Eliciting the Translation Ability of Large Language Models via Multilingual Finetuning with Translation Instructions
This work provides insights into LLM translation mechanisms, which is incremental for understanding and improving multilingual AI systems.
The paper investigates how multilingual large language models (LLMs) acquire translation abilities by finetuning XGLM-7B with translation instructions, finding that performance depends on language similarity to English and pretraining data, and that models can generalize to unseen language pairs.

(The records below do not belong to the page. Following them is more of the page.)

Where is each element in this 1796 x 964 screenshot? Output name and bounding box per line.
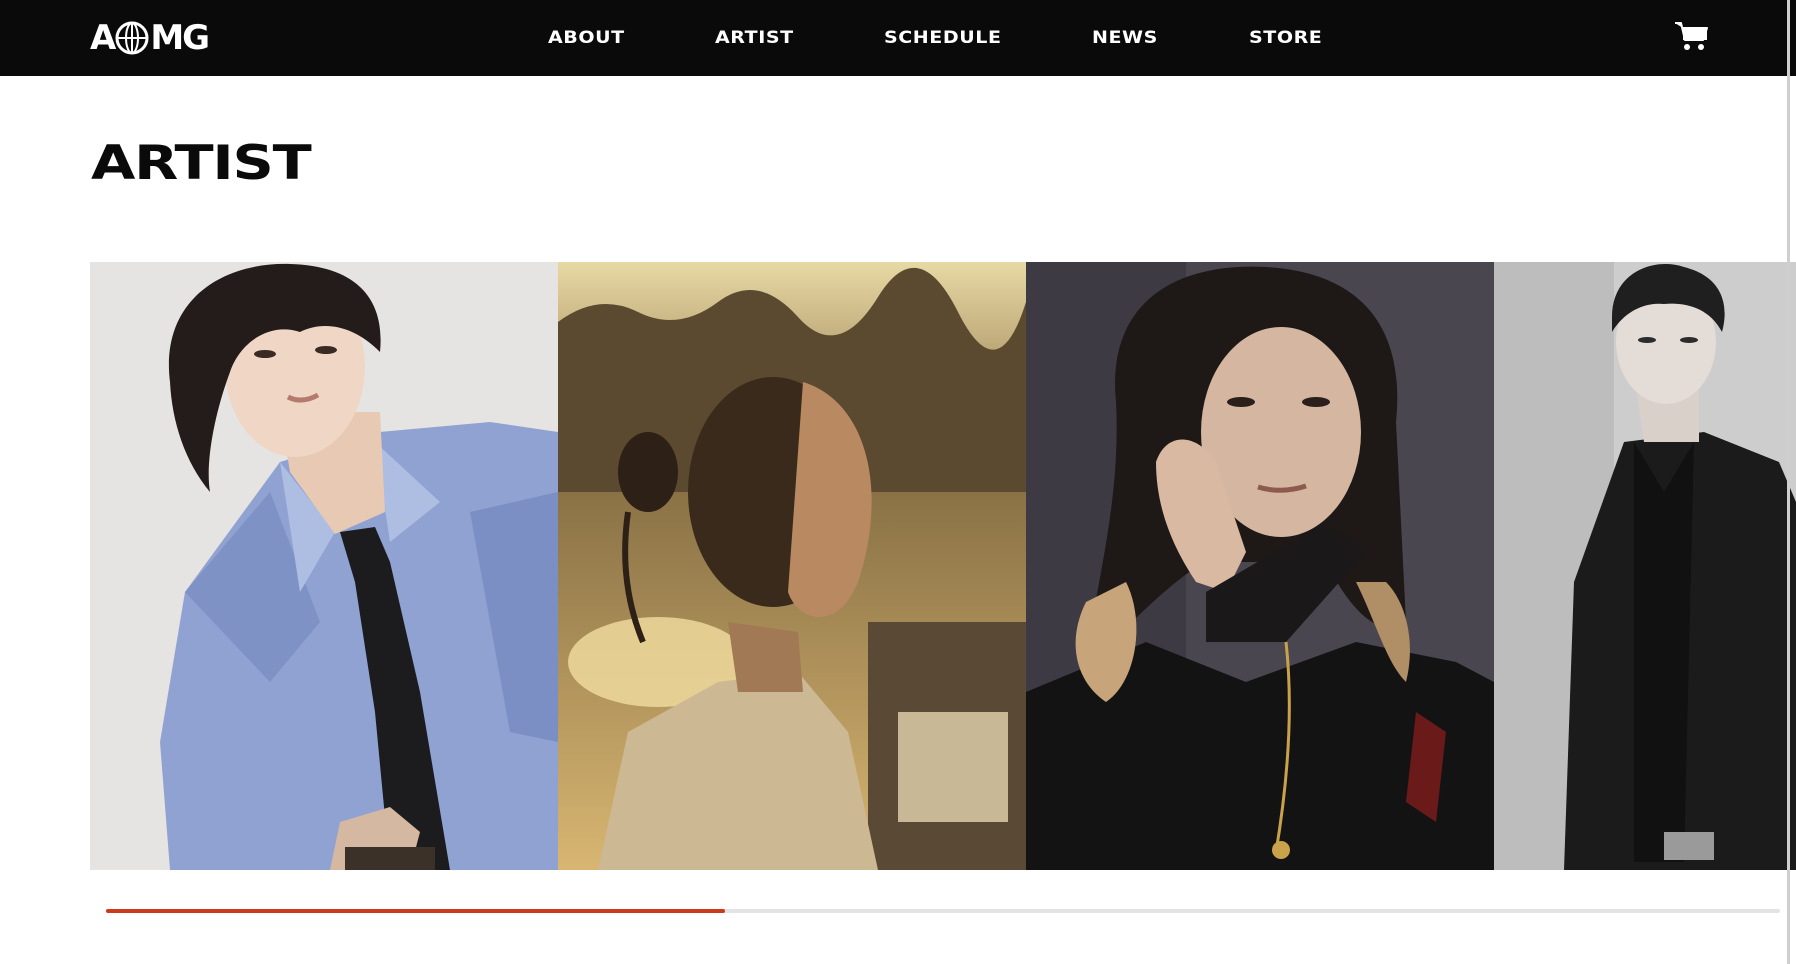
artist-card[interactable] <box>558 262 1026 870</box>
carousel-progress-fill <box>106 909 726 913</box>
main-nav: ABOUT ARTIST SCHEDULE NEWS STORE <box>0 0 1796 76</box>
artist-photo-dark-knit-icon <box>1026 262 1494 870</box>
artist-photo-blue-shirt-icon <box>90 262 558 870</box>
artist-photo-black-suit-icon <box>1494 262 1796 870</box>
nav-news[interactable]: NEWS <box>1092 28 1158 48</box>
nav-store[interactable]: STORE <box>1249 28 1322 48</box>
artist-photo-sunset-icon <box>558 262 1026 870</box>
top-navigation-bar: A MG ABOUT ARTIST SCHEDULE NEWS STORE <box>0 0 1796 76</box>
page-title: ARTIST <box>91 136 312 191</box>
carousel-progress-track[interactable] <box>106 909 1780 913</box>
artist-card[interactable] <box>1026 262 1494 870</box>
artist-card[interactable] <box>1494 262 1796 870</box>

Large-scale Pretrained Language Models (LLMs), such as ChatGPT and GPT4, have shown strong abilities in multilingual translations, without being explicitly trained on parallel corpora. It is interesting how the LLMs obtain their ability to carry out translation instructions for different languages. In this paper, we present a detailed analysis by finetuning a multilingual pretrained language model, XGLM-7B, to perform multilingual translation following given instructions. Firstly, we show that multilingual LLMs have stronger translation abilities than previously demonstrated. For a certain language, the performance depends on its similarity to English and the amount of data used in the pretraining phase. Secondly, we find that LLMs' ability to carry out translation instructions relies on the understanding of translation instructions and the alignment among different languages. With multilingual finetuning, LLMs could learn to perform the translation task well even for those language pairs unseen during the instruction tuning phase.